温宜看着韩旭惊讶,才惊觉韩旭回到韩家这么久了,侯爷和韩老夫人从未提过让韩旭去见拜见一下他的外祖亲戚。且不说拜会,除了姜氏,韩家人几乎不在家中提姜家的事,可温宜分明听说侯爷是很看重姜氏的。
而韩旭好不容易找回来了,姜家也从未提过要见一见韩旭的事。
温宜不知觉地皱起眉来:“……当今圣上尚未登基之前先娶的是二皇子的生母甄氏,后来圣上过继到太后名下,太后做主让他娶了萧家长女,也就是如今的端妃娘娘为侧妃。圣上原想着登基之后,扶立甄氏为后,可甄氏没有这个福气,圣上快要登基的前三天便过世了,如此才娶了姜家的女儿做了皇后,也就是你的小姨。”
“后来呢?”这还是韩旭第一次听人说起有关母亲的事。
可温宜却说没有什么后来了:“姜帅战死边关,余将军作为他的副手扶棺回京,姜皇后闻讯大怮,骤然病逝,定国公一夜白头。”
寥寥几言,却可窥见当时之悲怆。当时的定国公人已中年,他从战场退下来一身伤病,最看重也最骄傲的便是他的儿女。两个女儿一个是皇后,一个是侯夫人,荣华富贵说来都轻,一个儿子年少有为、战功赫赫,勇冠三军,他本该是这个世上最幸福的父亲,可便是在他最幸福的时候,三个孩子相继离世,中年丧子之痛,这叫定国公如何承受得了。
韩旭沉默了许久,轻声道:“有机会我们一起去见见他。”
温宜答应下来,她默了会儿,却道:“有句话说起来可能不好听,但我还是要告诉你——若说昭和公主为何颇得皇上宠爱,有人说是因为圣上偏爱姜皇后的缘故,爱屋及乌,但我认为这和姜家的脱不了关系。”

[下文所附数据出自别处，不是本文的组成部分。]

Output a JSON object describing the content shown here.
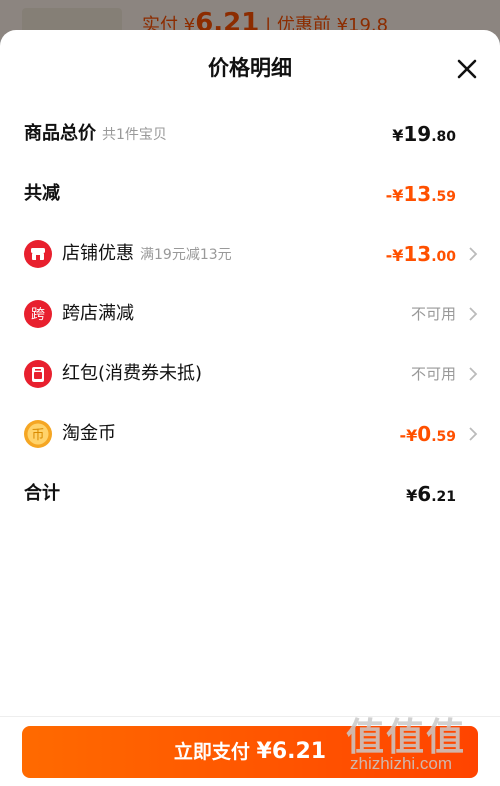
{
  "background_peek": {
    "text_prefix": "实付 ¥",
    "text_amount": "6.21",
    "text_suffix": " | 优惠前 ¥19.8"
  },
  "sheet": {
    "title": "价格明细"
  },
  "rows": {
    "goods_total": {
      "label": "商品总价",
      "sub": "共1件宝贝",
      "yen": "¥",
      "int": "19",
      "dec": ".80"
    },
    "total_reduce": {
      "label": "共减",
      "yen": "-¥",
      "int": "13",
      "dec": ".59"
    },
    "shop_discount": {
      "label": "店铺优惠",
      "sub": "满19元减13元",
      "yen": "-¥",
      "int": "13",
      "dec": ".00",
      "icon": "shop-icon"
    },
    "cross_store": {
      "label": "跨店满减",
      "status": "不可用",
      "icon": "cross-store-icon",
      "icon_text": "跨"
    },
    "red_packet": {
      "label": "红包(消费券未抵)",
      "status": "不可用",
      "icon": "red-packet-icon"
    },
    "taojinbi": {
      "label": "淘金币",
      "yen": "-¥",
      "int": "0",
      "dec": ".59",
      "icon": "coin-icon",
      "icon_text": "币"
    },
    "sum": {
      "label": "合计",
      "yen": "¥",
      "int": "6",
      "dec": ".21"
    }
  },
  "pay_button": {
    "label": "立即支付",
    "amount": "¥6.21"
  },
  "watermark": {
    "chars": "值值值",
    "url": "zhizhizhi.com"
  },
  "colors": {
    "accent": "#ff5000",
    "muted": "#999999",
    "icon_red": "#e8202e",
    "coin": "#f5a623"
  }
}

当年皇上刚刚登基不久,根基尚浅,他在茫茫世家之中选中了姜家,一力扶持姜家长子姜瑱为主将之帅,姜瑱也没有辜负皇上的信任,作为主将之后,一连打赢了好几场胜仗,皇上手里有了兵权,这才站稳了脚跟。
姜家两个女儿确实国色天香不假,可在争权夺利面前,美丽是最不值一提的东西,皇上需要依靠姜家来稳固自己的地位。或许有人说宣景帝是因为只有一位女儿,才对昭和公主偏爱有加,但温宜更愿意相信是因为昭和公主出身姜家。
“因为定国公丧子的原因,皇上特意准了昭和公主可以回国公府长住。”
这是在安抚老臣之心。
“皇上甚至提过让昭和公主改姓为姜,这可是一国的公主,是定国公婉拒了。”
能够让皇上这么放下身份的,不可能仅仅只是因为宠爱这么简单。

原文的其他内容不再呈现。